在开始之前,我是扩展方法的忠实粉丝,所以这里有一个:
public static class IEnumerableExtensions
{
public static void Each<T>(this IEnumerable<T> ie, Action<T, int> action)
{
var i = 0;
foreach (var e in ie) action(e, i++);
}
}
这样做是循环一个集合(foreach),但保留项目和索引。你会明白为什么以后需要这样做。
然后我们有变量。
public static string[] group_file_paths =
{
"host1", "host1", "host1", "host2", "host2", "host3", "host4", "host4",
"host5", "host6"
};
public static string[] group_file_host_name =
{
@"c:\\host1_file1", @"c:\\host1_file2", @"c:\\host1_file3", @"c:\\host2_file1", @"c:\\host2_file2", @"c:\\host3_file1",
@"c:\\host4_file1", @"c:\\host4_file2", @"c:\\host5_file1", @"c:\\host5_file2", @"c:\\host6_file1"
};
然后是主要代码:
public static void Main(string[] args)
{
Dictionary<string, List<string>> filesToProcess = new Dictionary<string, List<string>>();
// Loop over the 2 arrays and creates a directory that contains the host as the key, and then all the filenames.

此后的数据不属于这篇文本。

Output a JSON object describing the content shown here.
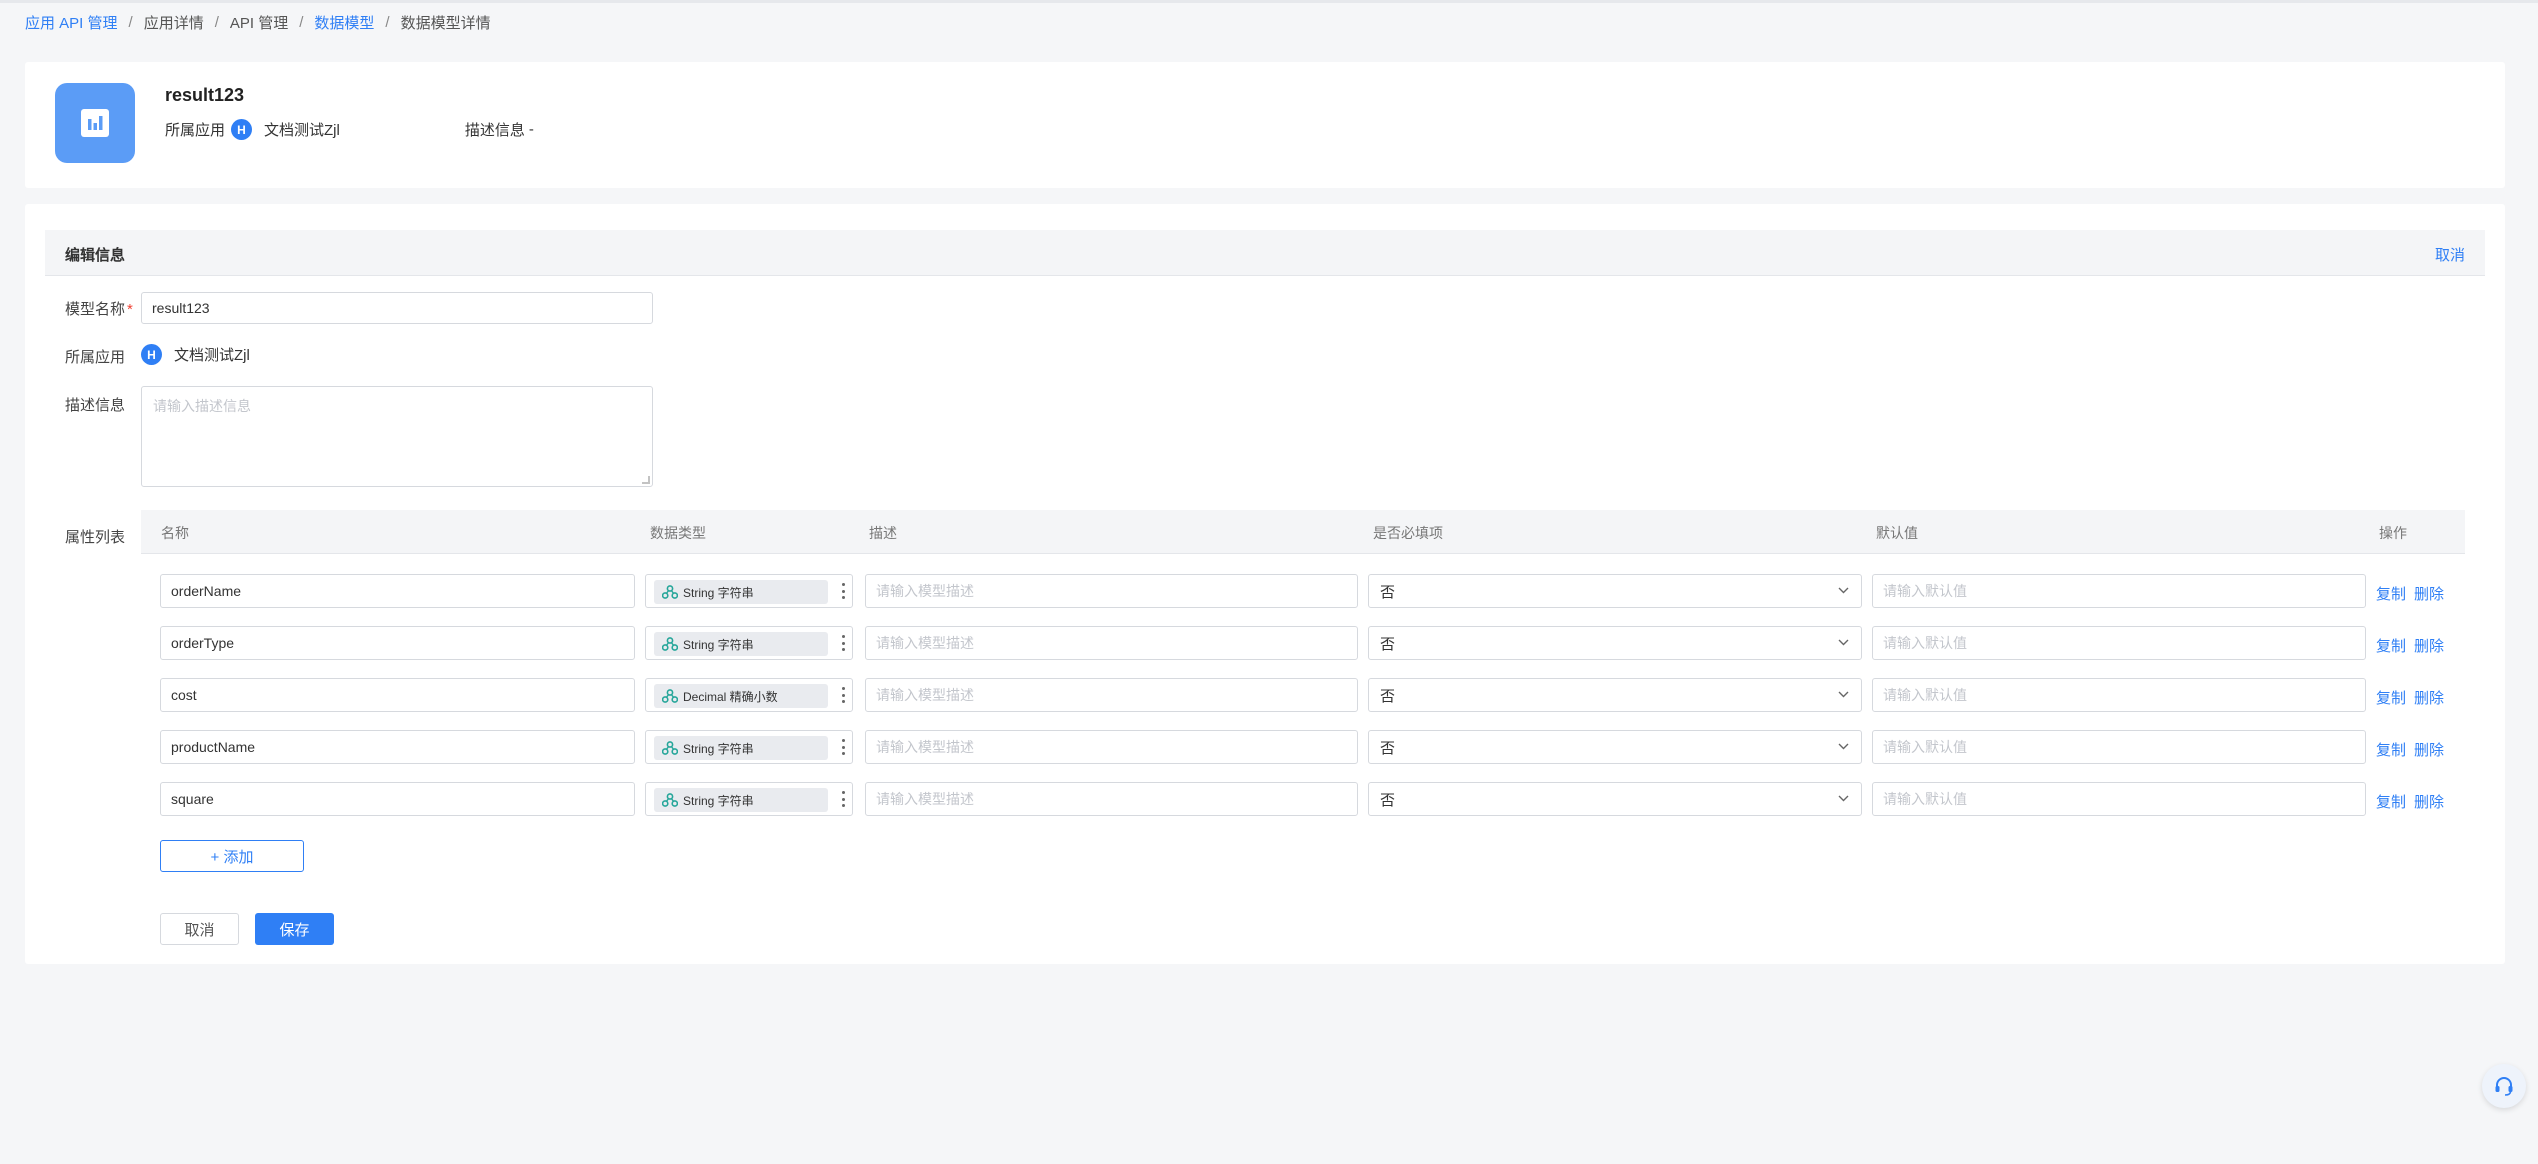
{
  "breadcrumb": {
    "items": [
      "应用 API 管理",
      "应用详情",
      "API 管理",
      "数据模型",
      "数据模型详情"
    ],
    "separator": "/"
  },
  "info": {
    "title": "result123",
    "app_label": "所属应用",
    "app_badge": "H",
    "app_name": "文档测试Zjl",
    "desc_label": "描述信息",
    "desc_value": "-"
  },
  "edit": {
    "header_title": "编辑信息",
    "header_cancel": "取消",
    "name_label": "模型名称",
    "name_required": "*",
    "name_value": "result123",
    "app_label": "所属应用",
    "app_badge": "H",
    "app_name": "文档测试Zjl",
    "desc_label": "描述信息",
    "desc_placeholder": "请输入描述信息",
    "attr_label": "属性列表"
  },
  "table": {
    "columns": [
      "名称",
      "数据类型",
      "描述",
      "是否必填项",
      "默认值",
      "操作"
    ],
    "desc_placeholder": "请输入模型描述",
    "default_placeholder": "请输入默认值",
    "copy_label": "复制",
    "delete_label": "删除",
    "rows": [
      {
        "name": "orderName",
        "type": "String 字符串",
        "required": "否"
      },
      {
        "name": "orderType",
        "type": "String 字符串",
        "required": "否"
      },
      {
        "name": "cost",
        "type": "Decimal 精确小数",
        "required": "否"
      },
      {
        "name": "productName",
        "type": "String 字符串",
        "required": "否"
      },
      {
        "name": "square",
        "type": "String 字符串",
        "required": "否"
      }
    ]
  },
  "buttons": {
    "add": "+ 添加",
    "cancel": "取消",
    "save": "保存"
  },
  "icons": {
    "model": "bar-chart-icon",
    "type": "data-node-icon",
    "help": "headset-icon"
  },
  "colors": {
    "accent": "#2f7ff5",
    "type_icon": "#26a69a",
    "required_mark": "#f04134"
  }
}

group_file_paths.Each((host, hostIndex) =>
{
if (filesToProcess.ContainsKey(host))
{ filesToProcess[host].Add(group_file_host_name[hostIndex]); }
else
{
filesToProcess.Add(host, new List<string>());
filesToProcess[host].Add(group_file_host_name[hostIndex]);
}
});
var tasks = new List<Task>();
foreach (var kvp in filesToProcess)
{
tasks.Add(Task.Factory.StartNew(() =>
{
foreach (var file in kvp.Value)
{
process_file(kvp.Key, file);
}
}));
}
var handleTaskCompletionTask = Task.WhenAll(tasks);
handleTaskCompletionTask.Wait();
}
这里可能需要一些解释:
所以我创建了一个包含主机作为键的字典,以及一个需要处理的文件列表的值。
您的词典将如下所示:
之后,我创建了一系列将使用TPL执行的任务。 我现在执行所有任务,并且等待所有任务完成。
您的流程方法如下所示,仅用于测试目的:
public static void process_file(string host, string file)
{
var time_delay_random = new Random();
Console.WriteLine("Host '{0}' - Started processing the file {1}.", host, file);
Thread.Sleep(time_delay_random.Next(3000) + 1000);
Console.WriteLine("Host '{0}' - Completed processing the file {1}.", host, file);
Console.WriteLine("");
}
这篇文章不包括自己设置线程的方法,但可以通过在任务上使用完成处理程序轻松实现。比任何任务完成时,您可以再次循环收集并开始一项尚未完成的新任务。
所以,我希望它有所帮助。
答案 2 :(得分:1)
我首先要更好地组织您的数据结构。拥有两个独立的数组不仅会增加数据重复,还会产生隐式耦合,这对于查看代码的人来说可能并不明显。
一个包含单个任务信息的类可能类似于:
public class TaskInfo
{
private readonly string _hostName;
public string HostName
{
get { return _hostName; }
}
private readonly ReadOnlyCollection<string> _files;
public ReadOnlyCollection<string> Files
{
get { return _files; }
}
public TaskInfo(string host, IEnumerable<string> files)
{
_hostName = host;
_files = new ReadOnlyCollection<string>(files.ToList());
}
}
创建任务列表现在更加简单:
var list = new List<TaskInfo>()
{
new TaskInfo(
host: "host1",
files: new[] { @"c:\host1\file1.txt", @"c:\host1\file2.txt" }),
new TaskInfo(
host: "host2",
files: new[] { @"c:\host2\file1.txt", @"c:\host2\file2.txt" })
/* ... */
};
现在您已准备好任务,您可以简单地使用System.Threading.Tasks
命名空间中的各种类来并行调用它们。如果您真的想限制并发任务的数量,可以使用MaxDegreeOfParallelism属性:
Parallel.ForEach(
list,
new ParallelOptions() { MaxDegreeOfParallelism = 10 },
taskInfo => Process(taskInfo)
);
如果你想创建自己的线程池,你也可以使用带有多个消费者线程的ConcurrentQueue
来实现类似的事情,可能在等待WaitHandle
列表以了解它们何时和#39;重新完成。
答案 3 :(得分:0)
我认为ThreadPool
是您的完美解决方案。它将自己处理线程并排队工作。此外,您可以设置最大线程限制,即使您有超过最大线程数,它仍会对您的工作进行排队。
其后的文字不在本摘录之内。